Com aumento da procura por imóveis nas cidades litorâneas, o crescimento populacional foi acompanhado de altas nos preços dos imóveis, principalmente em Balneário Camboriú, Itapema, Bombinhas e Porto Belo, todos municípios do litoral catarinense. De acordo com levantamento do DataZap, o preço médio por metro quadrado em BC chegou a R$ 12.522 e reflete uma variação acumulada de quase 10% em 2023.

Com terrenos escassos em Balneário Camboriú, a valorização dos imóveis também ocorreu em cidades vizinhas, segundo o  índice Fipezap.

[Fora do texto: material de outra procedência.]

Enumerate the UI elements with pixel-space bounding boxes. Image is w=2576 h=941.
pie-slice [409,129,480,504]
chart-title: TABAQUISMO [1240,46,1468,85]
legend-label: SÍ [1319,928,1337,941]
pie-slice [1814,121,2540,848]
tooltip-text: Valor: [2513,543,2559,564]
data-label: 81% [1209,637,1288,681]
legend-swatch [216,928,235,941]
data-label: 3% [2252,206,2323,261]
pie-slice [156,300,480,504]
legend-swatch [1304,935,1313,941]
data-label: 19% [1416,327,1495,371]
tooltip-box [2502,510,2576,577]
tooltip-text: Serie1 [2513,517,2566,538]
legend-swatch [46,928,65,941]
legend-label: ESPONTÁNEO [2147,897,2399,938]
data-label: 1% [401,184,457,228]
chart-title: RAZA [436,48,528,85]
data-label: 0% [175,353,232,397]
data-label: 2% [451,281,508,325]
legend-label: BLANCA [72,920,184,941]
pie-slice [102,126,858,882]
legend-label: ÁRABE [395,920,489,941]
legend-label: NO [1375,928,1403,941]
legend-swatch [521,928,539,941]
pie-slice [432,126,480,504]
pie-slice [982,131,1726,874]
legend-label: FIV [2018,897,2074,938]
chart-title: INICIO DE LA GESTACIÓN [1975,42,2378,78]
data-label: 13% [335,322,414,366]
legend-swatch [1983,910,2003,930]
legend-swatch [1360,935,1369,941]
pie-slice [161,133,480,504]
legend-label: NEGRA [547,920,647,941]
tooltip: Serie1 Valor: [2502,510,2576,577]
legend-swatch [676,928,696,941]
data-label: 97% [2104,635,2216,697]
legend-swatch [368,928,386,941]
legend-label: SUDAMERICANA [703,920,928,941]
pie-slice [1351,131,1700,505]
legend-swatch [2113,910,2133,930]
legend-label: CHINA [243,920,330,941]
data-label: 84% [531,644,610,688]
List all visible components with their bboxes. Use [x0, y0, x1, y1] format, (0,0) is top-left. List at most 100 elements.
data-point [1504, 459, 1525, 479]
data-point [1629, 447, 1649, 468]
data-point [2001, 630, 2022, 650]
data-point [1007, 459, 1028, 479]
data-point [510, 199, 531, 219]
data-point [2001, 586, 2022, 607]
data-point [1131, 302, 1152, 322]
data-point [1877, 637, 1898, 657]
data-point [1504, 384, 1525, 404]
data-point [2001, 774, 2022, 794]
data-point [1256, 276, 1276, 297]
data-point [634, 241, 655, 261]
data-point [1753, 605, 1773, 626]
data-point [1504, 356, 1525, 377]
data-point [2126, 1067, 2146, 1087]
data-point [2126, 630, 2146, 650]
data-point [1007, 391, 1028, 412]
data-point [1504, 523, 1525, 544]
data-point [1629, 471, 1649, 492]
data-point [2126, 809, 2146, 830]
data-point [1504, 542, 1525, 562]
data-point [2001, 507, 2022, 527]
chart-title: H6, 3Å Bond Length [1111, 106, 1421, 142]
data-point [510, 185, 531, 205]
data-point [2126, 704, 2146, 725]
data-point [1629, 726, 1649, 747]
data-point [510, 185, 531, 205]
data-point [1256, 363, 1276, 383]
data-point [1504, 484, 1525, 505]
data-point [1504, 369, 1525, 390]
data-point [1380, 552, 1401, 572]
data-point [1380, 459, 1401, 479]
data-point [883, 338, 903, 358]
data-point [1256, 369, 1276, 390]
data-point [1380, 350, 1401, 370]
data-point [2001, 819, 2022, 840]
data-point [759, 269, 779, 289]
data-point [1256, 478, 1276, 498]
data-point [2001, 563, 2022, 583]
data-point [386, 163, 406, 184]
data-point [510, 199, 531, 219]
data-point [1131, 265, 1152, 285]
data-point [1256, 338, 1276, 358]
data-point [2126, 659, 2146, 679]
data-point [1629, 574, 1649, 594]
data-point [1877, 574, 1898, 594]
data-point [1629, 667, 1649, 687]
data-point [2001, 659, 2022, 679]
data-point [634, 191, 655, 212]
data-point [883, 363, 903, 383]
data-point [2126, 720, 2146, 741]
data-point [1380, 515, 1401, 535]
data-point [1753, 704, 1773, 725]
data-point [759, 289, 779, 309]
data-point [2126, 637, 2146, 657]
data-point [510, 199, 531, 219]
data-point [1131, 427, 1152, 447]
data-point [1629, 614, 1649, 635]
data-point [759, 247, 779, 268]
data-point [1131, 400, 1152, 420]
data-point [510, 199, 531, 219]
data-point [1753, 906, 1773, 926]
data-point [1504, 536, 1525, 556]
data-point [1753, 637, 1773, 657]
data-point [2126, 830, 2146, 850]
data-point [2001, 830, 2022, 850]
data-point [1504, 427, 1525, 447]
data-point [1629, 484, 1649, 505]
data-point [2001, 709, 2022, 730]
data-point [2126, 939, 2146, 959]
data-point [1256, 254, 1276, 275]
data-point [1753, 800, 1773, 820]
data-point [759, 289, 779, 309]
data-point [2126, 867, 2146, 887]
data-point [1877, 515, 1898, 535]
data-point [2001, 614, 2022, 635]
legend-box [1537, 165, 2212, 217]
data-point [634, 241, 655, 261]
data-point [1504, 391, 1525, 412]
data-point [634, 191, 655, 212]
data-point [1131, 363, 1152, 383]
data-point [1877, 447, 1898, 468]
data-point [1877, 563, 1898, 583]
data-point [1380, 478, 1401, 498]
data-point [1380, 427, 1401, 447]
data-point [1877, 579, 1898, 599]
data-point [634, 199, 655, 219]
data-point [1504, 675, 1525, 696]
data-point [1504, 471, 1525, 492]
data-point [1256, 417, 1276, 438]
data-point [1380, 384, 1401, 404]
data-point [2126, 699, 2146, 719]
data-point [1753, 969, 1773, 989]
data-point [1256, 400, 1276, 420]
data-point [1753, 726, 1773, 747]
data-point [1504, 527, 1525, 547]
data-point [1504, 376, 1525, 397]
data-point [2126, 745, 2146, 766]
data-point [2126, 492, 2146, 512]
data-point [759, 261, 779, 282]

Em Itapema a população cresceu 66% e os preços médios dos imóveis dispararam 15% no acumulado de 2023. Porto Belo, que teve aumento populacional de 72%, registrou quase 17% de alta nos preços imobiliários em 2023.

Dados da consultoria Brain Inteligência Estratégica, de Curitiba (PR), apontam que, em Porto Belo, foram investidos cerca de R$ 4 bilhões em negócios imobiliários somente no ano passado. Entre 2020 e julho deste ano, foram emitidos 566 alvarás de construção de imóveis comerciais e residenciais na cidade, que fica ao lado de Itapema, sendo que 195 são licenças para construção de edifícios.

De acordo com o diretor da JBA, a verticalização acompanha o crescimento da população fixa dos municípios litorâneos.“No prédio em que a minha família tem apartamento de férias, em Balneário Camboriú, mais da metade do prédio já pertence a moradores fixos. Há alguns anos atrás, quando tínhamos apartamento em Guaratuba, de 19 moradores, apenas um passava o ano todo no Litoral”, lembra.

Para os veranistas, segundo o analista, além dos preços mais altos para as locações de temporada, a transformação das cidades praianas tem um lado bom. “A melhora na infraestrutura, saneamento e oferta de experiências gastronômicas, de compras e de lazer é inegável. O crescimento impulsiona a qualificação do atendimento ao turista e veranista. E isso valoriza as praias catarinenses e paranaenses, atraindo visitantes de todo o país e também de outras partes do mundo”, completa.